The new study of how nutritional interventions can alter the risk for skin cancers appeared online in the journal Scientific Reports.
Methodology
In the study male mice were fed a diet of 10 percent tomato powder daily for 35 weeks. The mice were then exposed to ultraviolet light. It was discovered that the mice experienced, on average, a 50 percent decrease in skin cancer tumors compared to mice that ate no dehydrated tomato.
Co-relation between tomato and cancer
It’s theorized the co-relation between tomatoes and cancer is from dietary carotenoids. The pigmenting compounds that give tomatoes their color, may protect skin against UV light damage, said Jessica Cooperstone.
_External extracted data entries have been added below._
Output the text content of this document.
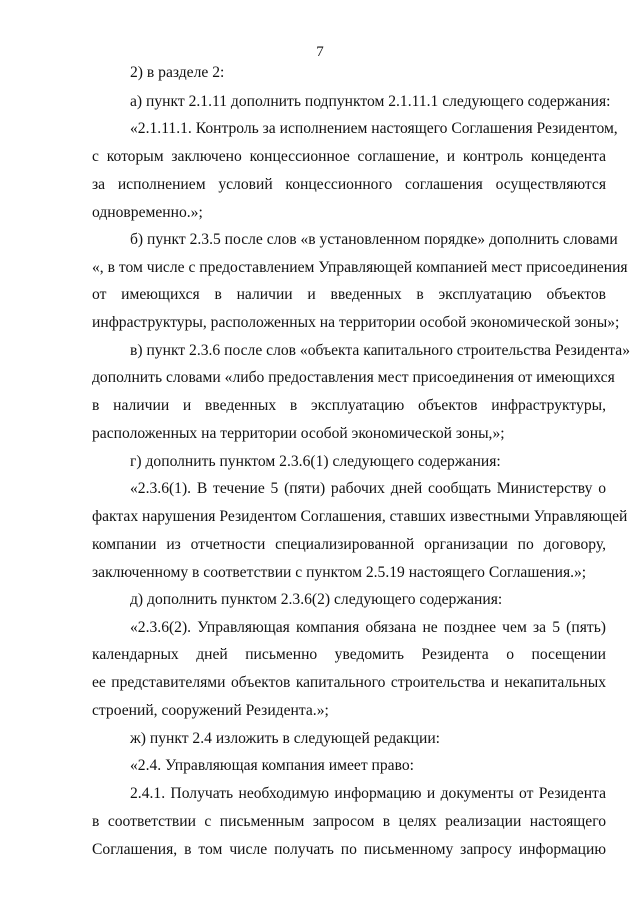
7
2) в разделе 2:
а) пункт 2.1.11 дополнить подпунктом 2.1.11.1 следующего содержания:
«2.1.11.1. Контроль за исполнением настоящего Соглашения Резидентом,
с которым заключено концессионное соглашение, и контроль концедента
за исполнением условий концессионного соглашения осуществляются
одновременно.»;
б) пункт 2.3.5 после слов «в установленном порядке» дополнить словами
«, в том числе с предоставлением Управляющей компанией мест присоединения
от имеющихся в наличии и введенных в эксплуатацию объектов
инфраструктуры, расположенных на территории особой экономической зоны»;
в) пункт 2.3.6 после слов «объекта капитального строительства Резидента»
дополнить словами «либо предоставления мест присоединения от имеющихся
в наличии и введенных в эксплуатацию объектов инфраструктуры,
расположенных на территории особой экономической зоны,»;
г) дополнить пунктом 2.3.6(1) следующего содержания:
«2.3.6(1). В течение 5 (пяти) рабочих дней сообщать Министерству о
фактах нарушения Резидентом Соглашения, ставших известными Управляющей
компании из отчетности специализированной организации по договору,
заключенному в соответствии с пунктом 2.5.19 настоящего Соглашения.»;
д) дополнить пунктом 2.3.6(2) следующего содержания:
«2.3.6(2). Управляющая компания обязана не позднее чем за 5 (пять)
календарных дней письменно уведомить Резидента о посещении
ее представителями объектов капитального строительства и некапитальных
строений, сооружений Резидента.»;
ж) пункт 2.4 изложить в следующей редакции:
«2.4. Управляющая компания имеет право:
2.4.1. Получать необходимую информацию и документы от Резидента
в соответствии с письменным запросом в целях реализации настоящего
Соглашения, в том числе получать по письменному запросу информацию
She’s co-author of the study and a research scientist in the Department of Food Science and Technology in the College of Food, Agricultural, and Environmental Sciences at Ohio State.
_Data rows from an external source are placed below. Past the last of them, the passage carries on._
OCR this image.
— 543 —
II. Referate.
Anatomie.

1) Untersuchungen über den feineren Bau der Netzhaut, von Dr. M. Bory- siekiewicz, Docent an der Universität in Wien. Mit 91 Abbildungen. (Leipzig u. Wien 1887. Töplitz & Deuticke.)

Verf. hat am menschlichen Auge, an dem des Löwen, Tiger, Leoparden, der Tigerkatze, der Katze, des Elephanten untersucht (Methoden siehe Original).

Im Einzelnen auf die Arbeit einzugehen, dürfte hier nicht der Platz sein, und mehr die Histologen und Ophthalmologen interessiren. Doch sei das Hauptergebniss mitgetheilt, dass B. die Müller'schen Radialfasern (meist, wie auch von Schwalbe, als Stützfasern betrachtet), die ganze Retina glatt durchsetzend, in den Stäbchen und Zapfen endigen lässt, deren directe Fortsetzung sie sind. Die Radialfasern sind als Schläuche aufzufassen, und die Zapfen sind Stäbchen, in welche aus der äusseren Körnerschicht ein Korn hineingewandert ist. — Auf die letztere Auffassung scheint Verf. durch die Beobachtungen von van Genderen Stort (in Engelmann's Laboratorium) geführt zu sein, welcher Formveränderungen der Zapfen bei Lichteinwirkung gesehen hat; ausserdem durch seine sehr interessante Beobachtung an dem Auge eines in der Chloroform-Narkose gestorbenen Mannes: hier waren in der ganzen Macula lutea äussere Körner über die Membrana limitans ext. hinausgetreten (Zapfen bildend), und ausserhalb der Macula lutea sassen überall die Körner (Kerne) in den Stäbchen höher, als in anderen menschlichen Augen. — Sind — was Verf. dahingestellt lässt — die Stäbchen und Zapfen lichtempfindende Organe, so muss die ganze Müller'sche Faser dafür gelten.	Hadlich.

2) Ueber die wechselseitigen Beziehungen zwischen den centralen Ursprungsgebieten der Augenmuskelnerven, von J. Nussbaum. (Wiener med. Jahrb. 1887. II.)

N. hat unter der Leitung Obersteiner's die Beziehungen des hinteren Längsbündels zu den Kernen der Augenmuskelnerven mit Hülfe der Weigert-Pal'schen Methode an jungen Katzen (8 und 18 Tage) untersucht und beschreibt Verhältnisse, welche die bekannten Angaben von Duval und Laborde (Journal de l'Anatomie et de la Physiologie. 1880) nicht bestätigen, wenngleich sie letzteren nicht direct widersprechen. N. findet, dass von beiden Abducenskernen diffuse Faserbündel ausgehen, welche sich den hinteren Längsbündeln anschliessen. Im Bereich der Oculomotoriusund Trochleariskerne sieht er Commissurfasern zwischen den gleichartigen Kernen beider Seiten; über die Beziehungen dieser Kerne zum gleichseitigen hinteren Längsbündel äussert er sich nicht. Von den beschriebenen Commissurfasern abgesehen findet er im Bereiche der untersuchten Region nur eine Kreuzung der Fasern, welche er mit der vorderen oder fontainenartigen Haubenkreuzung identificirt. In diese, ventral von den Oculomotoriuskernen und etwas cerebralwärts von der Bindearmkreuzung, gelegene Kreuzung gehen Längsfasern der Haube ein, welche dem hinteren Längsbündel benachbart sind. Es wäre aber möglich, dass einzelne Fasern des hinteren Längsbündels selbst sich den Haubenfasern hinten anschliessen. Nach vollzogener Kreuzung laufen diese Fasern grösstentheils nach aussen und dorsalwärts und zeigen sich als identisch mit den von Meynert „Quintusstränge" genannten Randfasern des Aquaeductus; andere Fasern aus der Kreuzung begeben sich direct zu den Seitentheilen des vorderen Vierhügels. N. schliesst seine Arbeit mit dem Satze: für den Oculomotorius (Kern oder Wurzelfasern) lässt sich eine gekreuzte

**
Previous research indicated male mice develop tumors earlier after UV exposure and that their tumors are more numerous, larger and more aggressive, than female mice.
Cancer treatment different in genders
“This study showed us that we need to consider gender when exploring different preventive strategies,” said the study’s senior author, Tatiana Oberyszyn, a professor of pathology and member of Ohio State’s Comprehensive Cancer Center.
“What works in men may not always work equally well in women and vice versa.”
Previous human clinical trials suggest that eating tomato paste over time can dampen sunburns, perhaps thanks to carotenoids from the plants that are deposited in the skin of humans after eating, and may be able to protect against UV light damage, Cooperstone said.
“Lycopene, the primary carotenoid in tomatoes, has been shown to be the most effective antioxidant of these pigments,” she said.
In the new study, the Ohio State researchers found that only male mice fed dehydrated red tomatoes had reductions in tumor growth. Those fed diets with tangerine tomatoes, which have been shown to be higher in bioavailable lycopene in previous research, had fewer tumors than the control group, but the difference was not statistically significant.
Cooperstone is currently researching tomato compounds that may impart other health benefits.
Non-melanoma skin cancers are the most common of all cancers, with more new cases each year than other cancers combined, according to the American Cancer Society.
“Foods are not drugs, but they can possibly, over the lifetime of consumption, alter the development of certain diseases,” Cooperstone said.